The second session end may receive the voice data packet periodically sent by the first session end through the transmission network, and for each voice data packet sent by the first session end, the second session end may or may not receive the voice data packet, that is, the second session end may receive all or part of the voice data packet sent by the first session end, and may learn in advance that the second session end can receive the voice data packet received by the second session end based on a preset interaction rule or based on a preset interaction rule in combination with the sequence number of the received voice data packet.

Based on the receiving result of the voice data packet and the expected receiving result of the voice data packet, the second session end may determine the packet loss condition of the voice data packet, so as to determine the network state of the transmission network (herein referred to as the first transmission link) based on the packet loss condition, that is, whether the transmission network is abnormal. The corresponding relation between the packet loss condition and the network state can be various, for example, if the packet loss is generated or the packet loss quantity exceeds a threshold value or the packet loss proportion exceeds the threshold value in a certain time, the network abnormality can be determined, otherwise, the network is determined to be normal.

For example, conventionally, the transmitting end sends voice data packets to the receiving end at regular time, each voice data packet may carry a sequence number of the data packet, and if the receiving end continuously receives a plurality of expected data packets for a long time, it may be determined that a serious packet loss occurs in the transmission network. For example, as shown in fig. 6, the voice data packets with the sequence numbers 1 and 8 are received by the receiving side, but the voice data packets with the sequence numbers 2-7 are not received by the receiving side, so that it can be determined that serious packet loss occurs in the transmission network.

According to the network state of the transmission network, the second call end can send first indication information to the first call end so as to indicate whether the transmission network is abnormal or not. The first call end may receive the first indication information, and determine whether the transmission network is abnormal based on the indication of the first indication information, so as to switch the call mode based on the network state of the transmission network.

According to the embodiment of the application, the sending end continuously sends the voice data packet to the receiving end, the receiving end determines the network state of the transmission network based on the receiving condition of the voice data packet, and indicates the network state of the transmission network to the sending end, so that the convenience of network state determination can be improved.

As an alternative, determining the network state of the transmission network according to the receiving result of the voice data packet and the expected receiving result of the voice data packet includes:

s41, determining the packet loss rate of the voice data packets according to the number of the received voice data packets and the number of the expected received voice data packets;

s42, determining that the transmission network is abnormal under the condition that the packet loss rate of the voice data packet is greater than or equal to the packet loss rate threshold value;

S43, determining that the transmission network is normal under the condition that the packet loss rate of the voice data packet is smaller than the packet loss rate threshold.

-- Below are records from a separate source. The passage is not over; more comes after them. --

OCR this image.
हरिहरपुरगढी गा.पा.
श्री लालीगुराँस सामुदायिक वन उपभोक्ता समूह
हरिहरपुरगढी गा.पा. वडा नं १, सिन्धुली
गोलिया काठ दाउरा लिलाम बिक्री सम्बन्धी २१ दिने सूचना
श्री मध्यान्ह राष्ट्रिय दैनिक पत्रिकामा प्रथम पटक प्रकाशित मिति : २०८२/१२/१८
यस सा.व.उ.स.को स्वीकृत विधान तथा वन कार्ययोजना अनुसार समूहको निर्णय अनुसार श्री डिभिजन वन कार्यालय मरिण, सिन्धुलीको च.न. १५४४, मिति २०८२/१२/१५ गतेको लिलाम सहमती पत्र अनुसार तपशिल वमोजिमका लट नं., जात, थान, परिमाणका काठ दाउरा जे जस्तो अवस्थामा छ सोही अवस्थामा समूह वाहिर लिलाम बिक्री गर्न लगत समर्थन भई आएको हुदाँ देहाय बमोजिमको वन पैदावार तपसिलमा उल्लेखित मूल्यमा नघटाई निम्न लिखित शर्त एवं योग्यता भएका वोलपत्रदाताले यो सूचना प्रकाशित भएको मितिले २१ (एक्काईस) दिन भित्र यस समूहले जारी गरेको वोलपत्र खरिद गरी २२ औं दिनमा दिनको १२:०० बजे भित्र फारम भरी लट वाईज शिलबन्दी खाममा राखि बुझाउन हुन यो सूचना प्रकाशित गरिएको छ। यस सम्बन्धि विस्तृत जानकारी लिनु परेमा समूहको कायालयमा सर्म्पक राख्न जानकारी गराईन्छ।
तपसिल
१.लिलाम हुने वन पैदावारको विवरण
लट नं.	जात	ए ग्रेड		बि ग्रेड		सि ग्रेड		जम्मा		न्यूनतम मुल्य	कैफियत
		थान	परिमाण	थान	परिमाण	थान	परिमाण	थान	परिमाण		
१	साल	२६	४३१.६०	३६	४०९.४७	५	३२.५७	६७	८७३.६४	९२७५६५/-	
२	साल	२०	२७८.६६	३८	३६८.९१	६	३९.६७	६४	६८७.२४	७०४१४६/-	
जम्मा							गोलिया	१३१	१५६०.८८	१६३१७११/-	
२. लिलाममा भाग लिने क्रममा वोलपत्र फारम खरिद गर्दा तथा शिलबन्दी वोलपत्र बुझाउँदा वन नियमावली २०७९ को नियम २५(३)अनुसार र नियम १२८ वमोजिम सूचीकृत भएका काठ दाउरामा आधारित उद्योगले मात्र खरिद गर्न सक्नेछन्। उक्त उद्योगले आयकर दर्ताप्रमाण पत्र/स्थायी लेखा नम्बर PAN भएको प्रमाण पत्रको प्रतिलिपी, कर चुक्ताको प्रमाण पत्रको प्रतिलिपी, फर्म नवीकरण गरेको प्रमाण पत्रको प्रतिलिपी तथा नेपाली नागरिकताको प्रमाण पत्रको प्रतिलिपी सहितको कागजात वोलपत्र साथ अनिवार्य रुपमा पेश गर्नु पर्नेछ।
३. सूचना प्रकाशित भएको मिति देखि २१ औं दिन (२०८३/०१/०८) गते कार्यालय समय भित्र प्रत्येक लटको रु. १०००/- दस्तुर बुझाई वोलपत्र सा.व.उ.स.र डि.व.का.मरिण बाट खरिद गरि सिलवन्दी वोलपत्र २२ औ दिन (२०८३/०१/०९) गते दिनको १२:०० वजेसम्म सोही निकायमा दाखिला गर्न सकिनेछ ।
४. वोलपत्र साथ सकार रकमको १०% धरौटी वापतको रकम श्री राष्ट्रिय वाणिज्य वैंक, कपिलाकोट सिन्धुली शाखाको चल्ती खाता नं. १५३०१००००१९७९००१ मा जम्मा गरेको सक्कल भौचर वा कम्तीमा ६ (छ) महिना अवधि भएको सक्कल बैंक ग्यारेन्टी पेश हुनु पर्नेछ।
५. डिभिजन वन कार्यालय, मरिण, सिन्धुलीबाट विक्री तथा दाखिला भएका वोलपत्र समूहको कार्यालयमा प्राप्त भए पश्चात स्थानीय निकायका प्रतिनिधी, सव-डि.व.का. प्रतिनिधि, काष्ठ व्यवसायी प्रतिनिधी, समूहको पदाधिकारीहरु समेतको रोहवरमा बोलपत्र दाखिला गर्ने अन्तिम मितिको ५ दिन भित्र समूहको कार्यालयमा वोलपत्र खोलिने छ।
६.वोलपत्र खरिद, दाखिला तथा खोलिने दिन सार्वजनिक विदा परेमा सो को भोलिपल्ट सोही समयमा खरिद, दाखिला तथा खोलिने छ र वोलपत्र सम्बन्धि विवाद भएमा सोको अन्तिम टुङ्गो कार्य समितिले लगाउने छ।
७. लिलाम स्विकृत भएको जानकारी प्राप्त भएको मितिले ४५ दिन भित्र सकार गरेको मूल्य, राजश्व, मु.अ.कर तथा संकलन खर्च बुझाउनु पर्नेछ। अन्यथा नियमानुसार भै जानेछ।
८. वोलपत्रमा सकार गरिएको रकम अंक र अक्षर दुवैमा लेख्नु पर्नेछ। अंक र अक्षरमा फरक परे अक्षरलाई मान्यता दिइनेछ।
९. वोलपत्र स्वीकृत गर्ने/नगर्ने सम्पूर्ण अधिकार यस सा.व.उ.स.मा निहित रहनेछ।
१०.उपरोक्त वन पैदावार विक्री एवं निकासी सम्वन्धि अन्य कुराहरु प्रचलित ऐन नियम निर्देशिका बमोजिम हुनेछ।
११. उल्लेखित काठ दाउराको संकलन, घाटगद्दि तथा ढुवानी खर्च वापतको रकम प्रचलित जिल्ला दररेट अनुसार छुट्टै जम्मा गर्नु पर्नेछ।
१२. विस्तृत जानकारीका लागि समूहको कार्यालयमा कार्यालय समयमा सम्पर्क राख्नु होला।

In this embodiment, when the network state of the transmission network is in the network state, whether the transmission network is abnormal may be determined based on whether the packet loss rate of the voice data packet exceeds the set packet loss rate threshold. When the packet loss rate of the voice data packet is greater than or equal to the packet loss rate threshold, determining that the transmission network is abnormal, and when the packet loss rate of the voice data packet is less than the packet loss rate threshold, determining that the transmission network is normal. The packet loss rate threshold may be preset and defined, and based on requirements of different call scenarios, the packet loss rate threshold may be different, for example, a larger packet loss rate threshold may be set for a scenario with higher call quality requirements, and a smaller packet loss rate threshold may be set for a scenario with lower call quality requirements.

In determining the packet loss rate of the voice data packet, the packet loss rate of the voice data packet may be determined based on the number of voice data packets received and the number of voice data packets expected to be received, for example, a ratio of a difference between the number of voice data packets expected to be received and the number of voice data packets expected to be received to the number of voice data packets expected to be received may be determined as the packet loss rate of the voice data packet, or other manners of determining the packet loss rate may be used without limitation herein.

According to the embodiment provided by the application, the packet loss rate is determined based on the actual receiving quantity and the expected receiving quantity of the voice data packets, and the network state of the transmission network is determined based on the packet loss rate, so that the convenience of network state determination can be improved.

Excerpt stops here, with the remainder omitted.